Inflation figures for both the UAE and Dubai continue to edge northwards which many expect to reach 3% by the end of the year, compared to 1.1% last year. Even then, the figures will be on the low side as home rents and education fees escalate at a much higher level.

Latest figures from Dubai Exports show that the fragrance, beauty and fashion-related industry is now worth in excess of US$ 56.1 billion – up over 8.0% on the year. By far the largest contributor was fashion which accounted for US$ 52.6 billion in 2013. Both the fragrance and cosmetics sectors showed double digit growth to US$ 1.50 billion and US$ 2.00 billion respectively. This week two new industry bodies – Fashion Group Arabia and Cosmetics Foundation Arabia – have been established.

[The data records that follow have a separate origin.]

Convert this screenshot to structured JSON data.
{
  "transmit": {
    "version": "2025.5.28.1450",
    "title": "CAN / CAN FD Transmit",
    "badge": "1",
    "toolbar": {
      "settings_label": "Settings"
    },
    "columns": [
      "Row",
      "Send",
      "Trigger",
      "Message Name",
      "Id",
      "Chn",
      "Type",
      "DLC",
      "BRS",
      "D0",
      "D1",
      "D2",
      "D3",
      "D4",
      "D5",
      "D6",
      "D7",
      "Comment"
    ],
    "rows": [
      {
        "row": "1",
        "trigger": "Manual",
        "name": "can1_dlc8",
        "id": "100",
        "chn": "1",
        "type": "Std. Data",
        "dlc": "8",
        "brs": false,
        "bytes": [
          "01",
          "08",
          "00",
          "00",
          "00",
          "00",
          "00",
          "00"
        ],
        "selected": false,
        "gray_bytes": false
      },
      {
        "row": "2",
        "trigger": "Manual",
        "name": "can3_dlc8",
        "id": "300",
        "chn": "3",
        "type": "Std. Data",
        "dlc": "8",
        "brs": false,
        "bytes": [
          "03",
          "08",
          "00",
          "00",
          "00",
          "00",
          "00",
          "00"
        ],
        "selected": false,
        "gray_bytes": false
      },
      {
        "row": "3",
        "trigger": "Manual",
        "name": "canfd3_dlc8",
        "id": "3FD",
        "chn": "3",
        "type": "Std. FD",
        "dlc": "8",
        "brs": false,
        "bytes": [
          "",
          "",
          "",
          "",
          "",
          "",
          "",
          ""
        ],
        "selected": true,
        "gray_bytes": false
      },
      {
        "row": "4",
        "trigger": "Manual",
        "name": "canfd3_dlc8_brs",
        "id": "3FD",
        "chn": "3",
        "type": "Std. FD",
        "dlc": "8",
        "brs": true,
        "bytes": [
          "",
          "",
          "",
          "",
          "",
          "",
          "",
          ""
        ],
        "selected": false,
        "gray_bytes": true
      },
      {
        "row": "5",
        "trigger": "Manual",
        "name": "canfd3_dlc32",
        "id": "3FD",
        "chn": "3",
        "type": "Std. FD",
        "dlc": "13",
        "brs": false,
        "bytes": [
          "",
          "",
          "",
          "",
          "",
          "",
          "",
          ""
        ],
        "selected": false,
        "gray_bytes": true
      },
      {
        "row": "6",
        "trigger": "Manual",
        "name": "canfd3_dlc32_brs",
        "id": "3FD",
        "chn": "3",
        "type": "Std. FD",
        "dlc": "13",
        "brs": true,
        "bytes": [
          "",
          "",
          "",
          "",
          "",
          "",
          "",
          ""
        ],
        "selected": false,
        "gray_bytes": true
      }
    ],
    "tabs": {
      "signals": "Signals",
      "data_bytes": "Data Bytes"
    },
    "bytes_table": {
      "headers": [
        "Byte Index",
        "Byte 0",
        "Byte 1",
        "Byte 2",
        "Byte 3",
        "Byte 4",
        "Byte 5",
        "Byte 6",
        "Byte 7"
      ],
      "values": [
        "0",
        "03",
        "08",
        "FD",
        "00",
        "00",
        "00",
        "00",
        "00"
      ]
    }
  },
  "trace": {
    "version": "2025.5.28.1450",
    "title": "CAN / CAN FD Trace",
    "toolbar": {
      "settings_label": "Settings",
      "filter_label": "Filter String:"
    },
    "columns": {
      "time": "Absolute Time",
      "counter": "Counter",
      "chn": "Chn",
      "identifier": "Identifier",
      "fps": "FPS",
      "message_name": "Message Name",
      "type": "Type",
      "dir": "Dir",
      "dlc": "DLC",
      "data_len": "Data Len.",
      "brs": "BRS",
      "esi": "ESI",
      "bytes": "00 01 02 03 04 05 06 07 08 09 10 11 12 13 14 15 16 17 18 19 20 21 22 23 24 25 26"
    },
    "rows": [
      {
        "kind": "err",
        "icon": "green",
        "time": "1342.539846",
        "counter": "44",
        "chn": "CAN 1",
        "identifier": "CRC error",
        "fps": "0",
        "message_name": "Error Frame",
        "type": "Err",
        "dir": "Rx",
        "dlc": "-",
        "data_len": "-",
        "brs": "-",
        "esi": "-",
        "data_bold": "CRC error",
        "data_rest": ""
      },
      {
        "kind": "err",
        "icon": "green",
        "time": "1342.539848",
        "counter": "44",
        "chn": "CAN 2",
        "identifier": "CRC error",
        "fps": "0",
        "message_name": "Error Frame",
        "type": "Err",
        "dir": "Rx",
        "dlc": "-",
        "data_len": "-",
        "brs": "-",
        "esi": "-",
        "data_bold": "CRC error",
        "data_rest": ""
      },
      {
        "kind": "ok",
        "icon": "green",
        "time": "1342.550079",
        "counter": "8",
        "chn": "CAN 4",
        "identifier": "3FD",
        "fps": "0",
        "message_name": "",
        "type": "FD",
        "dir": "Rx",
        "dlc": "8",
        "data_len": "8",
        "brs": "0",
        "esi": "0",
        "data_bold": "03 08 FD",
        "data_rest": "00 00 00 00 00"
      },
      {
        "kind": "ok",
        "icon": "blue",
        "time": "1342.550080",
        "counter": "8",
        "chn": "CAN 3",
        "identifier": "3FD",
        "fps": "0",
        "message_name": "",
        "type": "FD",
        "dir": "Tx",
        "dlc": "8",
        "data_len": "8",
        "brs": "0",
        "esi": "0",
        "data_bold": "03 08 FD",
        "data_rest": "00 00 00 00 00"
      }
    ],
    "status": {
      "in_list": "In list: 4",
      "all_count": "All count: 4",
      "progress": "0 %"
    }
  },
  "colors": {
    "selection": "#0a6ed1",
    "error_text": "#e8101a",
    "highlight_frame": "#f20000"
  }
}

The DFM had a relatively quiet week up only 0.04% from its Sunday opening of 4744 points to close on Thursday at 4762. Bellwether stocks, Emaar and Arabtec, were trading at US$ 2.79 and US$ 1.90 respectively. No wonder the market is currently the best performing bourse in the world already 41.31% up this year from its 01 January opening of 3370 points. More good news is imminent as the DFM is set to be reclassified to emerging market status in May which will result in extra liquidity entering the local market.

Certain European countries are facing difficulties in meeting their financial obligations. Portugal received a US$ 1.17 billion IMF / EU /ECB bailout payment this week which brings the total of the rescue package to US$ 25.7 billion over the past three years. The programme should have terminated in May but has been extended.

Meanwhile Italy has requested a further year to reach budget targets set as a condition for earlier funds. The country continues to struggle as its 2014 fiscal deficit is expected to reach 2.6% of GDP and its public debt is a massive US$ 2.9 trillion or the equivalent of 134.9% of GDP. The past three prime ministers, Berlusconi, Monti and Renzi promised balanced budgets by 2013, 2015 and 2016 respectively; 2020 is a more realistic assumption.

Greece’s unemployment rate continues at around the 28% level whilst its debt stands at 175% of GDP. There cannot be any sort of recovery there until steady economic growth returns to the country.

There is no doubt that things will have to get better not only for these three countries but most others in the eurozone. For too long now, they have been Livin’ On The Edge.